Un mosaico, una villa e poi…?

L’ultima scoperta in ordine di tempo avvenuta sul sito di Vignale ha aperto un’ulteriore, inaspettata e interessantissima prospettiva sulle vicende del nostro insediamento in età tardoantica.

La storia del rinvenimento è romanzesca e meriterebbe un racconto dettagliato, ma basterà dire che la memoria visiva di un nostro affezionato e non più giovanissimo amico ci ha portato sulle piste di un capanno agricolo costruito nel nostro campo nell’800 e poi distrutto alla metà del secolo scorso.

Durante lo scavo, il capanno si è rivelato essere stato costruito sui resti di un edificio antico e la rimozione del suo pavimento rustico ha rivelato l’esistenza di un grande mosaico pavimentale, evidentemente già scavato alla metà dell’800 e della cui esistenza si era in seguito persa ogni memoria. Tranne che per il nome del campo, che è a tutti noto come “Il campo del mosaico”. Ora sappiamo perché….

Il mosaico è, in ordine sparso:

grande, al momento una trentina di metri quadrati, sia pure con molte lacune, ma non disperiamo che possa crescere ancora con il proseguire dello scavo;

bellissimo, prodotto da artigiani nordafricani agli inizi del IV secolo d.C.;

– estremamente interessante, per ciò che rappresenta e per la sua lunga storia, narrata dalle tracce di molti rifacimenti.

Il campo centrale – quello meglio conservato – è figurato e rappresenta il ciclo delle Stagioni, orchestrato al centro da Aion/Saeculum, nel mondo greco-romano la personificazione del Tempo ciclico. I campi laterali, più danneggiati, erano invece decorati da motivi a intreccio di grande raffinatezza (confronti immediati, per esempio, nei grandi cicli della Sicilia tardoantica), al centro dei quali erano probabilmente inserite altre figure (busti o teste), che sono andate però quasi completamente perdute.

L’insieme della decorazione sembra quello tipico dei pavimenti che in quest’epoca decoravano le sale di rappresentanza delle ville di grande prestigio: l’ipotesi in questo momento prevalente è quindi che si tratti di ciò che resta di una residenza di campagna di un aristocratico di alto livello, ma solo lo scavo dei prossimi anni ci farà valutare meglio tutte le possibili correlazioni.

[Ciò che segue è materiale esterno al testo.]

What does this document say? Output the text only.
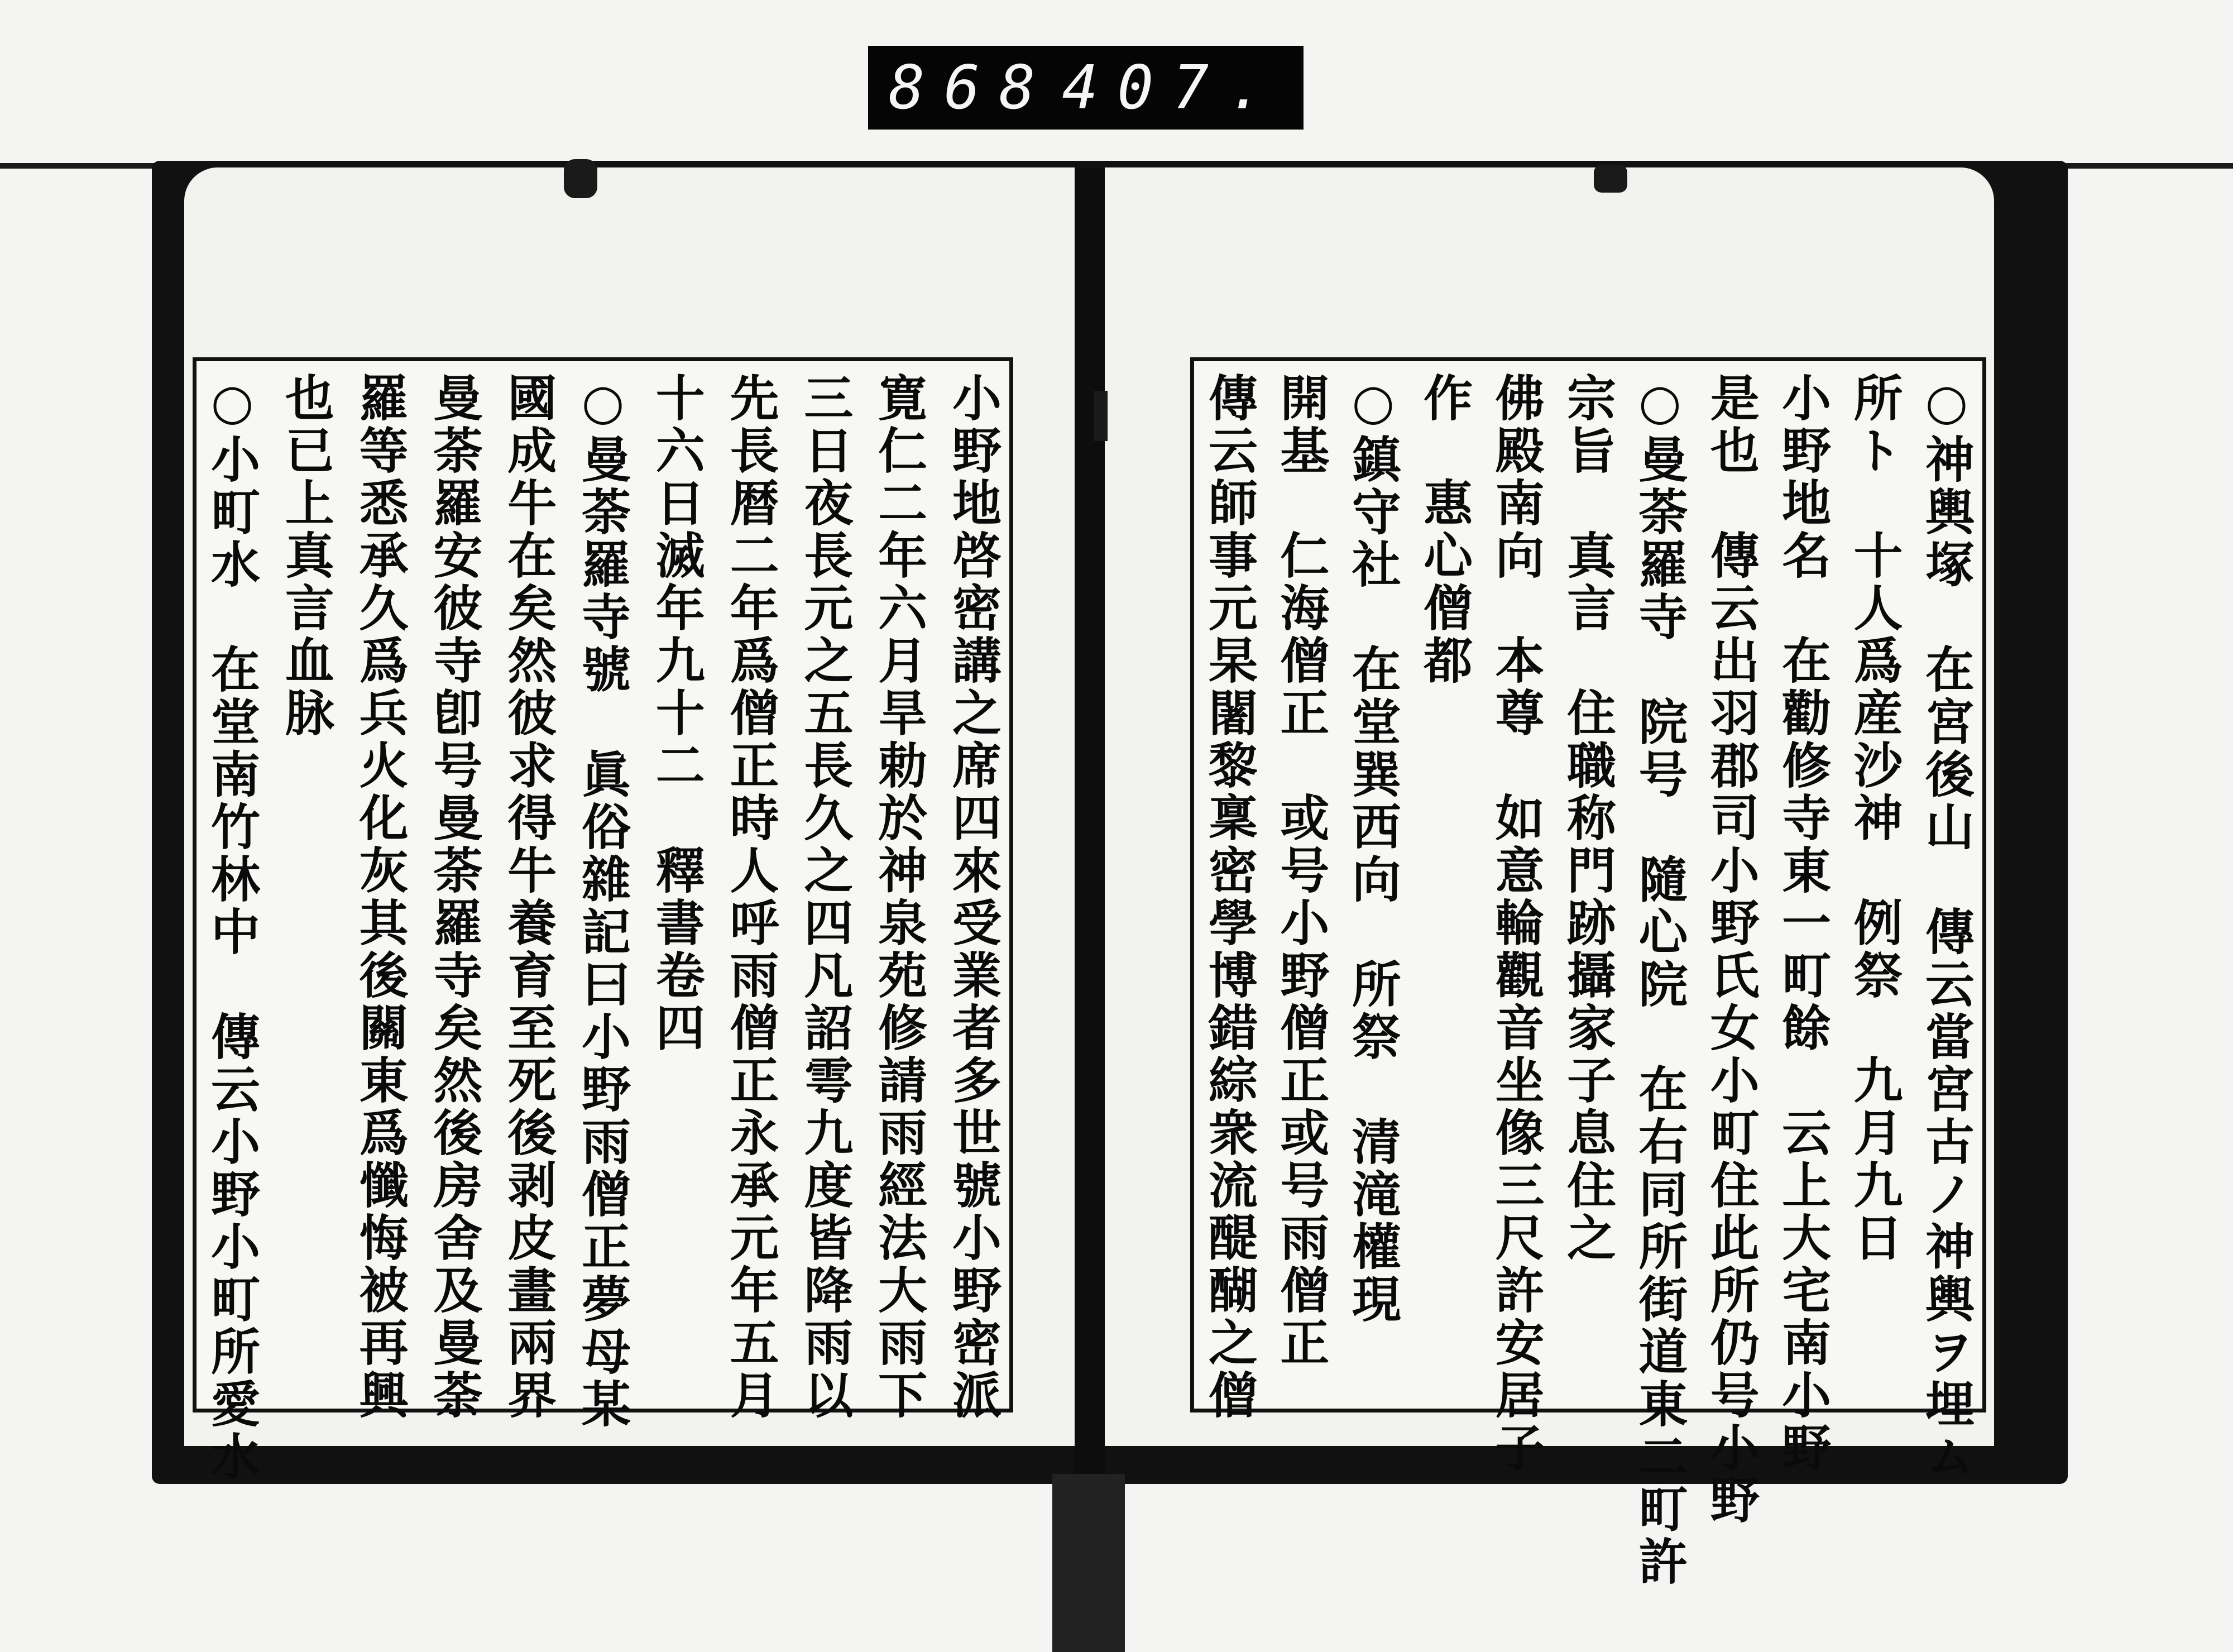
868 407.
○神輿塚　在宮後山　傳云當宮古ノ神輿ヲ埋ム
所ト　十人爲産沙神　例祭　九月九日
小野地名　在勸修寺東一町餘　云上大宅南小野
是也　傳云出羽郡司小野氏女小町住此所仍号小野
○曼荼羅寺　院号　隨心院　在右同所街道東二町許
宗旨　真言　住職称門跡攝家子息住之
佛殿南向　本尊　如意輪觀音坐像三尺許安居子
作　惠心僧都
○鎮守社　在堂巽西向　所祭　清滝權現
開基　仁海僧正　或号小野僧正或号雨僧正
傳云師事元杲闍黎稟密學博錯綜衆流醍醐之僧
小野地啓密講之席四來受業者多世號小野密派
寛仁二年六月旱勅於神泉苑修請雨經法大雨下
三日夜長元之五長久之四凡詔雩九度皆降雨以
先長暦二年爲僧正時人呼雨僧正永承元年五月
十六日滅年九十二　釋書卷四
○曼荼羅寺號　眞俗雜記曰小野雨僧正夢母某
國成牛在矣然彼求得牛養育至死後剥皮畫兩界
曼荼羅安彼寺卽号曼荼羅寺矣然後房舍及曼荼
羅等悉承久爲兵火化灰其後關東爲懺悔被再興
也已上真言血脉
○小町水　在堂南竹林中　傳云小野小町所愛水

Quel che già sappiamo è che il pavimento a mosaico venne rifatto più volte. Il primo rifacimento fu molto estensivo e comportò la quasi completa sostituzione delle figure dell’Estate, della Primavera e dell’Inverno, disposte agli angoli del tappeto centrale, nonché la sostituzione della testa di Aion/Saeculum.

Non sappiamo ancora che significato possa aver avuto questo intervento, ma la figura centrale rimane certamente problematica, anche perché la personificazione del Tempo, sia nella prima che nella seconda fase, appare seduta su un globo celeste, secondo una iconografia che, nel mondo romano, è normalmente riservata agli imperatori.

La scoperta del mosaico ha portato una nuova attenzione, anche mediatica, su Vignale e sul nostro progetto: con le ricerche dei prossimi anni proveremo a rispondere alle tante questioni che questo nuovo straordinario ritrovamento pone ai nostri occhi di archeologi e alla sensibilità di tutti coloro che conoscono e sostengono il nostro progetto.